On May 5, 2011, Senators Leahy (D-Vt.), Grassley (R-Iowa), Klobuchar (D-Minn.), and Coons (D-Del.), introduced a bill titled “Fighting Fraud to Protect Taxpayers Act of 2011,” (the Bill) which would require the Attorney General to make annual reports to Congress summarizing False Claims Act, 31 U.S.C. § 3729 et. seq., (FCA) settlements, including the details of damages calculations. The Bill also would allocate a percentage of FCA and other fraud recoveries to the Department of Justice (DOJ) to offset administrative costs of investigating fraud, and it includes miscellaneous fraud-fighting provisions. The Senate Judiciary Committee reported on May 19, 2011.
Section 9 of the Bill would require the Attorney General to report annually to the Senate and House Judiciary Committees settlements of FCA violations and violations of the Major Fraud Act, 18 U.S.C. § 1031, when the settlements result from a “claim for damages of more than $100,000.” The annual report must include 14 elements for each settlement. These include, among others:
- the total amount of the settlement and portions allocated to various statutory authorities;
- the amount of actual damages as well as minimum and maximum potential civil penalties;
- the basis for any estimates of damages or civil penalties;
- the division of the settlement amount between damages and multipliers;
- the amount representing civil penalties and the percentage of maximum civil penalties;
- whether the defendant previously settled an FCA or Major Fraud Act matter;
- whether a Corporate Integrity Agreement (CIA) or Deferred Prosecution Agreement (DPA) has been negotiated in the instant matter and whether the defendant previously entered into a CIA or DPA;
- whether Civil Investigative Demands were issued in investigating the matter; and
- the percentage of the settlement amount awarded to the FCA relator.
The intent of the Bill is to place pressure on DOJ to drive harder bargains in resolving FCA suits.
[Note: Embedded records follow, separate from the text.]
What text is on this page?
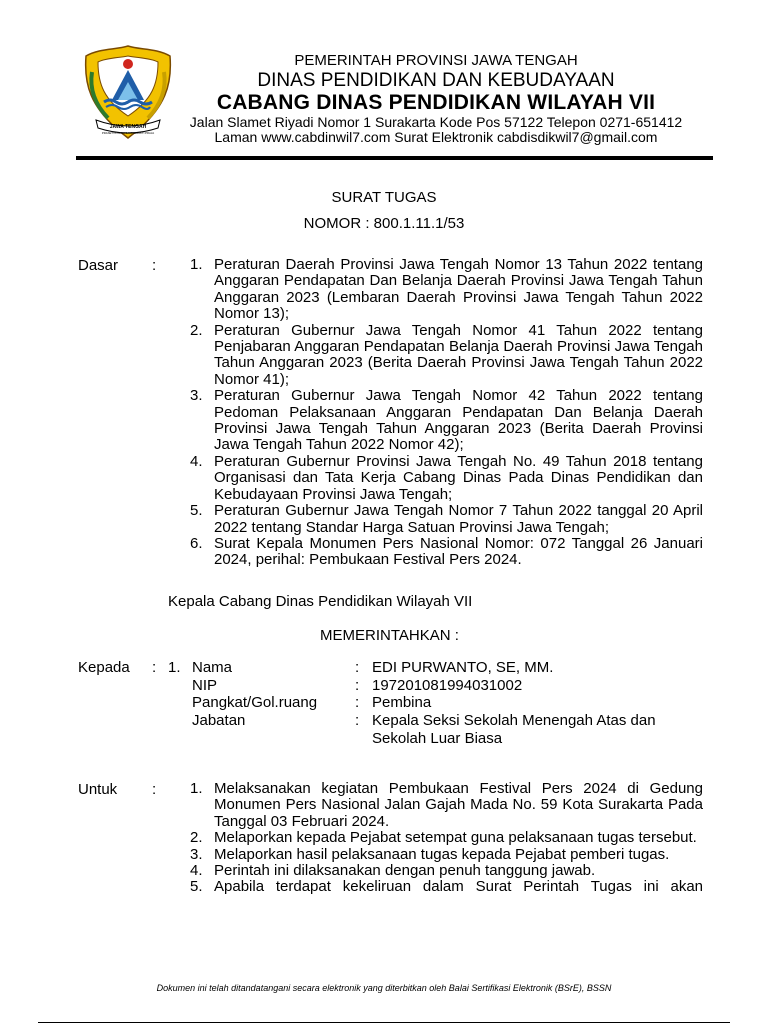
JAWA TENGAH
PRASETYA ULAH SAKTI BHAKTI PRAJA
PEMERINTAH PROVINSI JAWA TENGAH
DINAS PENDIDIKAN DAN KEBUDAYAAN
CABANG DINAS PENDIDIKAN WILAYAH VII
Jalan Slamet Riyadi Nomor 1 Surakarta Kode Pos 57122 Telepon 0271-651412
Laman www.cabdinwil7.com Surat Elektronik cabdisdikwil7@gmail.com
SURAT TUGAS
NOMOR : 800.1.11.1/53
Dasar : 1. Peraturan Daerah Provinsi Jawa Tengah Nomor 13 Tahun 2022 tentang Anggaran Pendapatan Dan Belanja Daerah Provinsi Jawa Tengah Tahun Anggaran 2023 (Lembaran Daerah Provinsi Jawa Tengah Tahun 2022 Nomor 13);
2. Peraturan Gubernur Jawa Tengah Nomor 41 Tahun 2022 tentang Penjabaran Anggaran Pendapatan Belanja Daerah Provinsi Jawa Tengah Tahun Anggaran 2023 (Berita Daerah Provinsi Jawa Tengah Tahun 2022 Nomor 41);
3. Peraturan Gubernur Jawa Tengah Nomor 42 Tahun 2022 tentang Pedoman Pelaksanaan Anggaran Pendapatan Dan Belanja Daerah Provinsi Jawa Tengah Tahun Anggaran 2023 (Berita Daerah Provinsi Jawa Tengah Tahun 2022 Nomor 42);
4. Peraturan Gubernur Provinsi Jawa Tengah No. 49 Tahun 2018 tentang Organisasi dan Tata Kerja Cabang Dinas Pada Dinas Pendidikan dan Kebudayaan Provinsi Jawa Tengah;
5. Peraturan Gubernur Jawa Tengah Nomor 7 Tahun 2022 tanggal 20 April 2022 tentang Standar Harga Satuan Provinsi Jawa Tengah;
6. Surat Kepala Monumen Pers Nasional Nomor: 072 Tanggal 26 Januari 2024, perihal: Pembukaan Festival Pers 2024.
Kepala Cabang Dinas Pendidikan Wilayah VII
MEMERINTAHKAN :
Kepada : 1. Nama	: EDI PURWANTO, SE, MM.
NIP	: 197201081994031002
Pangkat/Gol.ruang	: Pembina
Jabatan	: Kepala Seksi Sekolah Menengah Atas dan
Sekolah Luar Biasa
Untuk : 1. Melaksanakan kegiatan Pembukaan Festival Pers 2024 di Gedung Monumen Pers Nasional Jalan Gajah Mada No. 59 Kota Surakarta Pada Tanggal 03 Februari 2024.
2. Melaporkan kepada Pejabat setempat guna pelaksanaan tugas tersebut.
3. Melaporkan hasil pelaksanaan tugas kepada Pejabat pemberi tugas.
4. Perintah ini dilaksanakan dengan penuh tanggung jawab.
5. Apabila terdapat kekeliruan dalam Surat Perintah Tugas ini akan
Dokumen ini telah ditandatangani secara elektronik yang diterbitkan oleh Balai Sertifikasi Elektronik (BSrE), BSSN
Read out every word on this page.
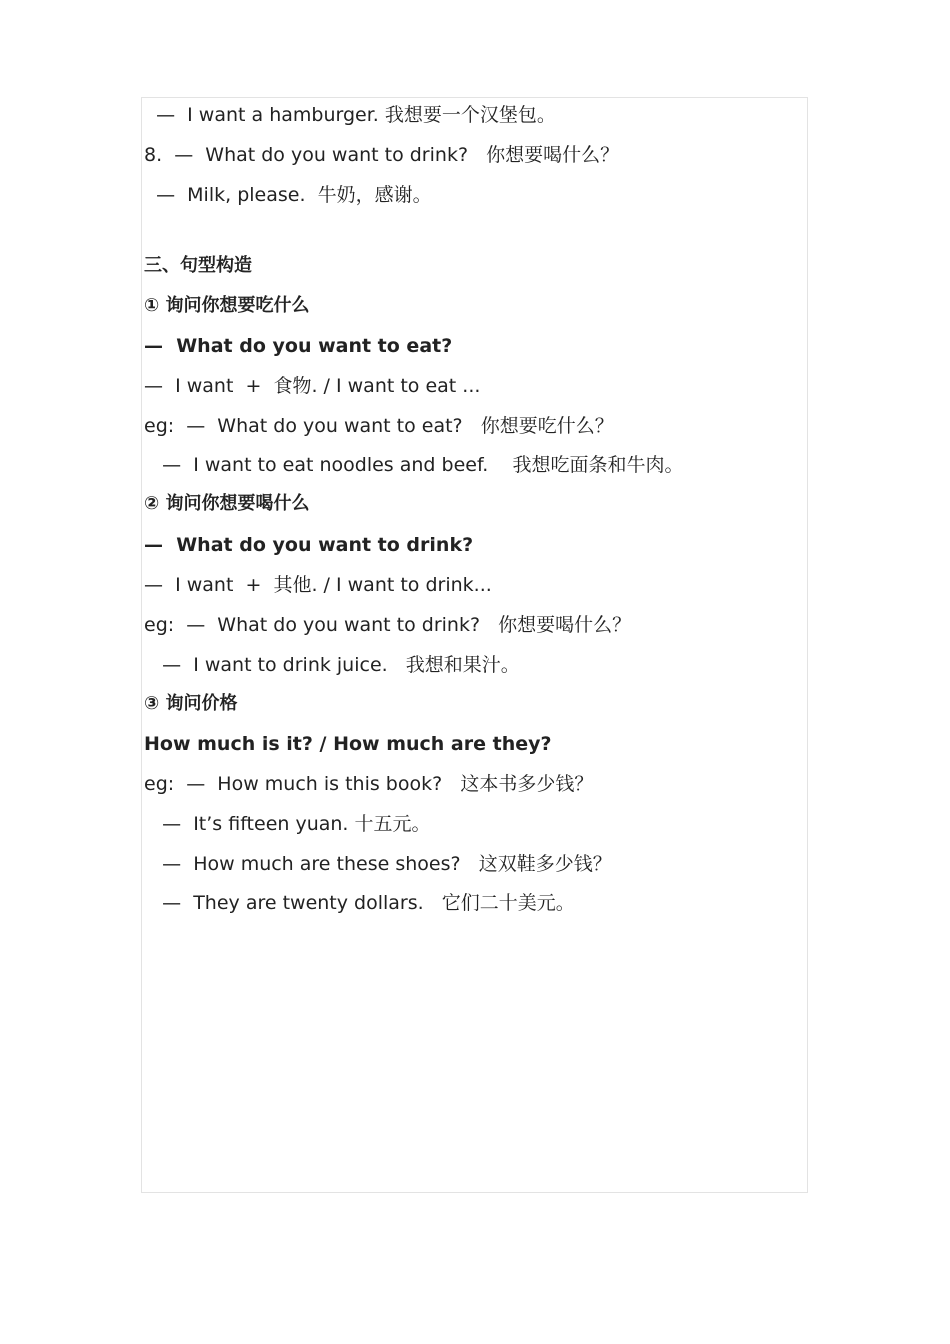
—  I want a hamburger. 我想要一个汉堡包。
8.  —  What do you want to drink?   你想要喝什么？
—  Milk, please.  牛奶，感谢。
三、句型构造
① 询问你想要吃什么
—  What do you want to eat?
—  I want  +  食物. / I want to eat ...
eg:  —  What do you want to eat?   你想要吃什么？
—  I want to eat noodles and beef.    我想吃面条和牛肉。
② 询问你想要喝什么
—  What do you want to drink?
—  I want  +  其他. / I want to drink...
eg:  —  What do you want to drink?   你想要喝什么？
—  I want to drink juice.   我想和果汁。
③ 询问价格
How much is it? / How much are they?
eg:  —  How much is this book?   这本书多少钱？
—  It’s fifteen yuan. 十五元。
—  How much are these shoes?   这双鞋多少钱？
—  They are twenty dollars.   它们二十美元。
Senators Grassley and Leahy’s press release explains that the Bill’s goal is to increase “accountability by requiring the Justice Department to better manage and account for key spending.” Moreover, it seeks to ensure that “’False Claims Act lawsuits aren’t being settled for pennies on the dollar.’”
If enacted, the Bill has the potential to significantly impact current FCA settlement negotiation practices in a number of ways. For example, the prevailing practice in settling FCA cases is that the act of entering into settlement negotiations takes off the table the potential for civil penalties of $5,500 to $11,000 per claim provided in the FCA, which can be particularly extreme in the healthcare industry due to the large volumes of claims. In light of the Bill’s requirements to specify the upper and lower ranges of civil penalties, the amount of the settlement that constitutes civil penalties, and the percentage of the potential civil penalties the defendant ultimately paid, DOJ might feel compelled to raise the issue of civil monetary penalties in addition to damages in settlement negotiations. Additionally, the tax implications of FCA settlements would be changed in important ways. Currently, DOJ will not specify in settlement agreements the percentage of the payment allocated to base damages and the percentage allocated to multipliers, which the Bill would require. This is important for the settling entity’s tax liability, as the repayment of the base amount of damages may be deductible as an offset to income, whereas penalties typically are not deductible. Finally, congressional oversight of the percentage of FCA settlements awarded to relators may have the effect of driving up the percentage paid to relators, which may be against the interest of a settling defendant that feels wronged by the relator’s actions.